See this compilable and working sample also here.

Answer 2

There is no such thing as an empty character.

If you mean a space then change '' to ' ' (with a space in it).

If you mean NUL then change it to '\0'.

Answer 3

Edit: the answer is no longer relevant now that the OP has edited the question. Leaving up for posterity's sake.

If you're wanting to add a null character, use '\0'. If you're wanting to use a different character, using the appropriate character for that. You can't assign it nothing. That's meaningless. That's like saying

int myHexInt = 0x;

or

long long myIndeger = L;

The compiler will error. Put in the value you wanted. In the char case, that's a value from 0 to 255.

Answer 4

UPDATE:

From the edit to OP's question, it's apparent that he/she wanted to trim a string of punctuation and space characters.

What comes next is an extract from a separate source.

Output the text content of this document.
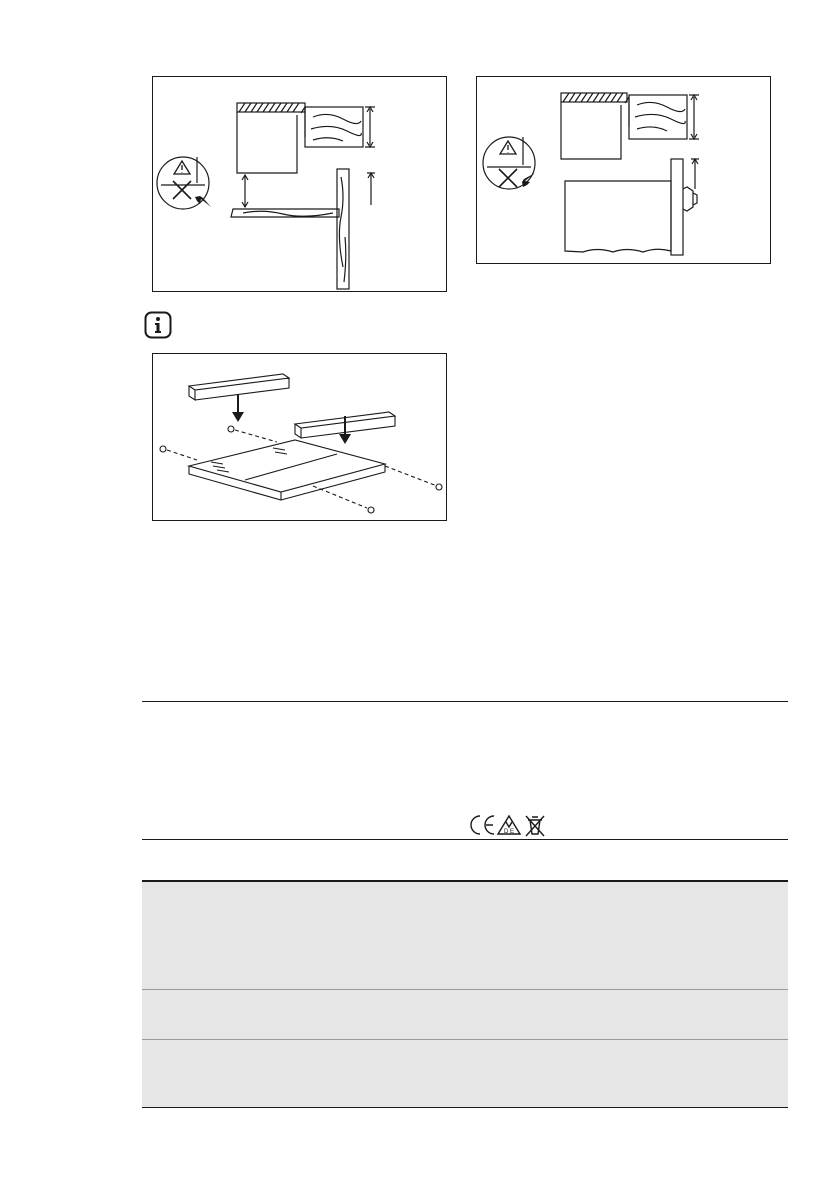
D E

As detailed in the flagged possible duplicate, one way is to use remove_copy_if:

string test = "THisisa test;;';';';";
string temp, finalresult;

remove_copy_if(test.begin(), test.end(), std::back_inserter(temp), ptr_fun<int, int>(&ispunct));
remove_copy_if(temp.begin(), temp.end(), std::back_inserter(finalresult), ptr_fun<int, int>(&isspace));

ORIGINAL

Examining your question, replacing spaces with spaces is redundant, so you really need to figure out how to replace punctuation characters with spaces. You can do so using a comparison function (by wrapping std::ispunct) in tandem with std::replace_if from the STL:

#include <string>
#include <algorithm>
#include <iostream>
#include <cctype>
using namespace std;

bool is_punct(const char& c) {
    return ispunct(c);
}

int main() {
    string test = "THisisa test;;';';';";
    char test2[] = "THisisa test;;';';'; another";

    size_t size = sizeof(test2)/sizeof(test2[0]);

    replace_if(test.begin(), test.end(), is_punct, ' ');//for C++ strings
    replace_if(&test2[0], &test2[size-1], is_punct, ' ');//for c-strings

    cout << test << endl;
    cout << test2 << endl;
}

This outputs:

THisisa test
THisisa test         another

Answer 5

As I don't like the accepted answer, here's mine:

#include <stdio.h>
#include <string.h>
#include <cctype>

int main() {
    char str[100] = "str,, ing";
    int bad = 0;
    int cur = 0;
    while (str[cur] != '\0') {
        if (bad < cur && !ispunct(str[cur]) && !isspace(str[cur])) {
                str[bad] = str[cur];
        }
        if (ispunct(str[cur]) || isspace(str[cur])) {
            cur++;
        }
        else {
            cur++;
            bad++;
        }
    }
    str[bad] = '\0';
    fprintf(stdout, "cur = %d; bad = %d; str = %s\n", cur, bad, str);
    return 0;
}

Which outputs cur = 18; bad = 14; str = string

This has the advantage of being more efficient and more readable, hm, well, in a style I happen to like better (see comments for a lengthy debate / explanation).